Mutations in different sites of SFTPC cause variable clinical manifestations and transitions of associated lung disease, ranging from neonatal respiratory insufficiency, fatal neonatal respiratory distress syndrome, respiratory failure in infancy, interstitial lung disease in childhood, alveolar protein deposition, to chronic interstitial lung disease in adults. Children with mild disease gradually develop hypoxemia and dyspnea, and children with severe disease often die within 3 to 6 months, surviving children often need mechanical ventilation and long-term oxygen therapy, consistent with van Hoorn Jeroen[17] and other reports. SFTPC mutations cause related pulmonary symptoms and treatment difficulties. Literature reported a case of SFTPC gene in exon 4 coding for Cys121Gly/C121G, experimental treatment with hydroxychloroquine has resulted in significant clinical improvement within 2 weeks[18]. A case of successful lung transplantation has also been reported [19]. Early detection and diagnosis are relatively difficult in patients with early symptoms, and chest X-rays are not evident, high-resolution tomography (HRCT) scan features can help in early identification [20-21].

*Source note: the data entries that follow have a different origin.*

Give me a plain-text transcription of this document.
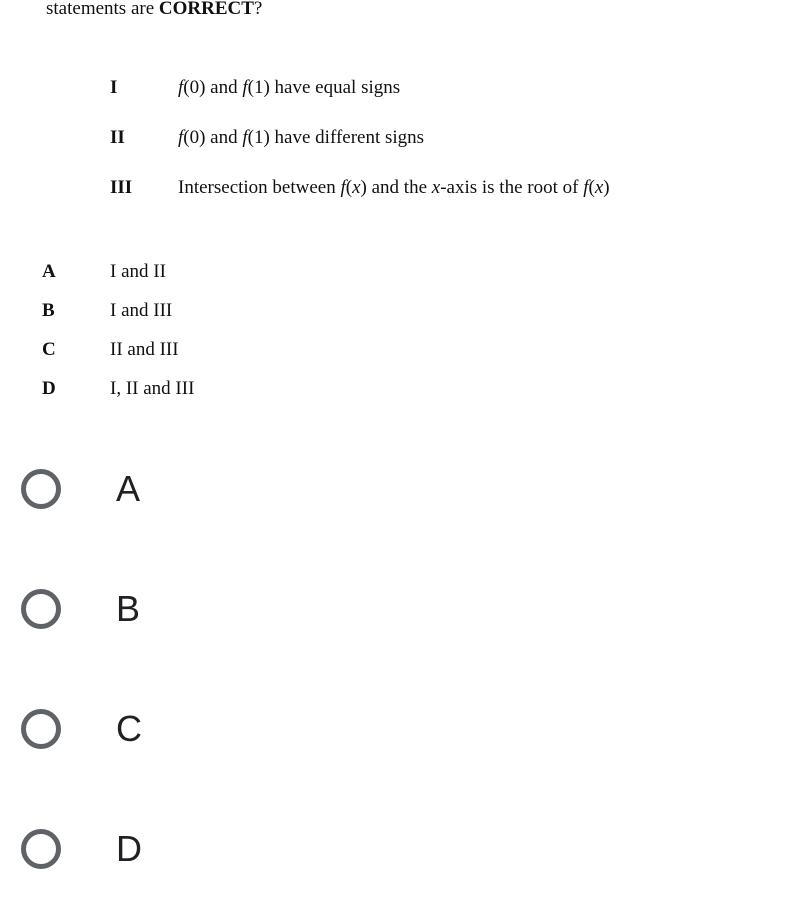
statements are CORRECT?
I	f(0) and f(1) have equal signs
II	f(0) and f(1) have different signs
III Intersection between f(x) and the x-axis is the root of f(x)
A	I and II
B	I and III
C	II and III
D	I, II and III
A
B
C
D
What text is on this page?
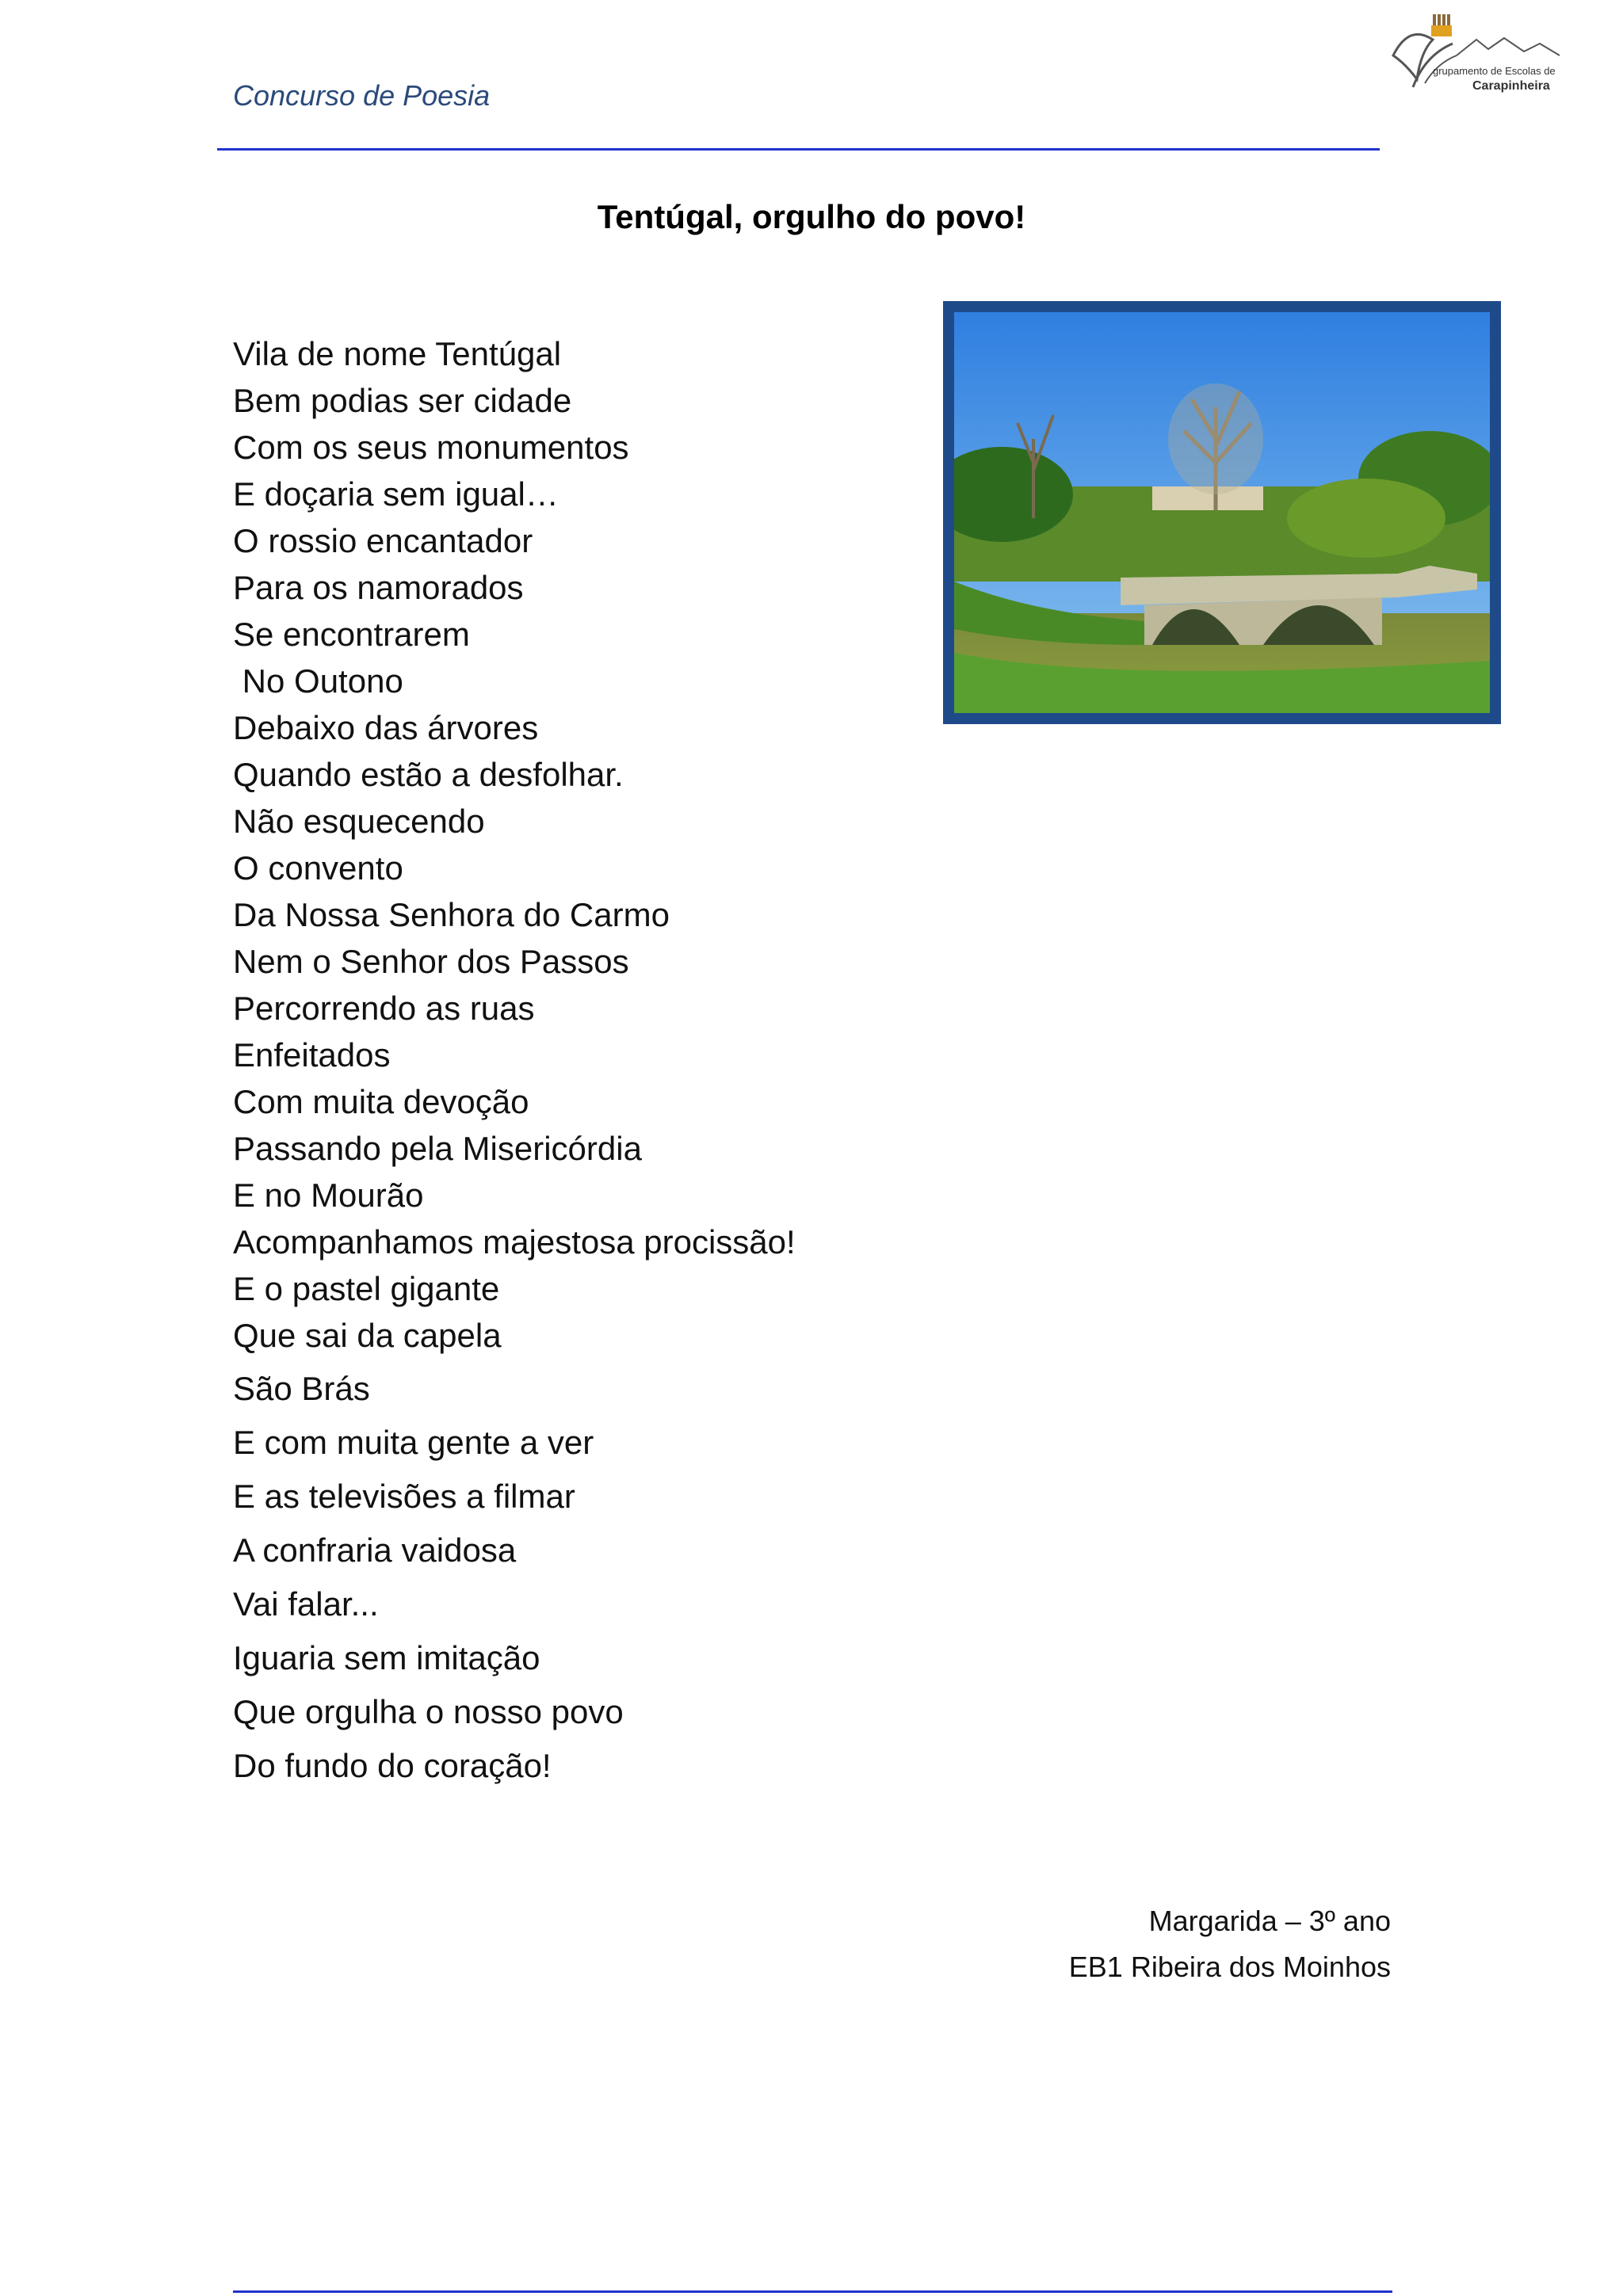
Concurso de Poesia
grupamento de Escolas de
Carapinheira
Tentúgal, orgulho do povo!
Vila de nome Tentúgal
Bem podias ser cidade
Com os seus monumentos
E doçaria sem igual…
O rossio encantador
Para os namorados
Se encontrarem
No Outono
Debaixo das árvores
Quando estão a desfolhar.
Não esquecendo
O convento
Da Nossa Senhora do Carmo
Nem o Senhor dos Passos
Percorrendo as ruas
Enfeitados
Com muita devoção
Passando pela Misericórdia
E no Mourão
Acompanhamos majestosa procissão!
E o pastel gigante
Que sai da capela
São Brás
E com muita gente a ver
E as televisões a filmar
A confraria vaidosa
Vai falar...
Iguaria sem imitação
Que orgulha o nosso povo
Do fundo do coração!
Margarida – 3º ano
EB1 Ribeira dos Moinhos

In summary, when neonates show signs of respiratory insufficiency such as repeated decreases in oxygen saturation after birth, especially in full-term infants, after excluding congenital heart disease, it is recommended to improve lung surface active substance-related gene testing. Early chest high-resolution CT examination can clarify the diagnosis and subsequent treatments could improve symptoms at an early stage.
Conclusion:
We reported a case with c.563t > c (p.l188p) mutation of SFTPC gene. It can cause early respiratory insufficiency and eventually lead to progressive exacerbation of respiratory failure.
Declarations:
Ethics approval and consent to participate: The study was approved by Medical Ethics Committee of The Second Hospital of Jiaxing (Approval code: 20200522H03).
Availability of data and materials: Data sharing is not applicable to this article as no datasets were generated or analysed during the current study.
Competing interests: None declared.
Funding: Not applicable.
Acknowledgements: Not applicable.
Authors’ contributions: Weijie Yu, Qiuying Hou, Qinlai Ying were responsible for the treatment of this patient, under the supervision of Yufeng Zhang and Wen Zhu. Weijie, Qiuying Hou did the literature review and drafted the manuscript.
List of abbreviation: CT: computated tomography, T: temperature, P: pulse, R: respiratory rate, CRT: clot retraction test, HCO3: bicarbonate, TCB: total conjugated bilirubin.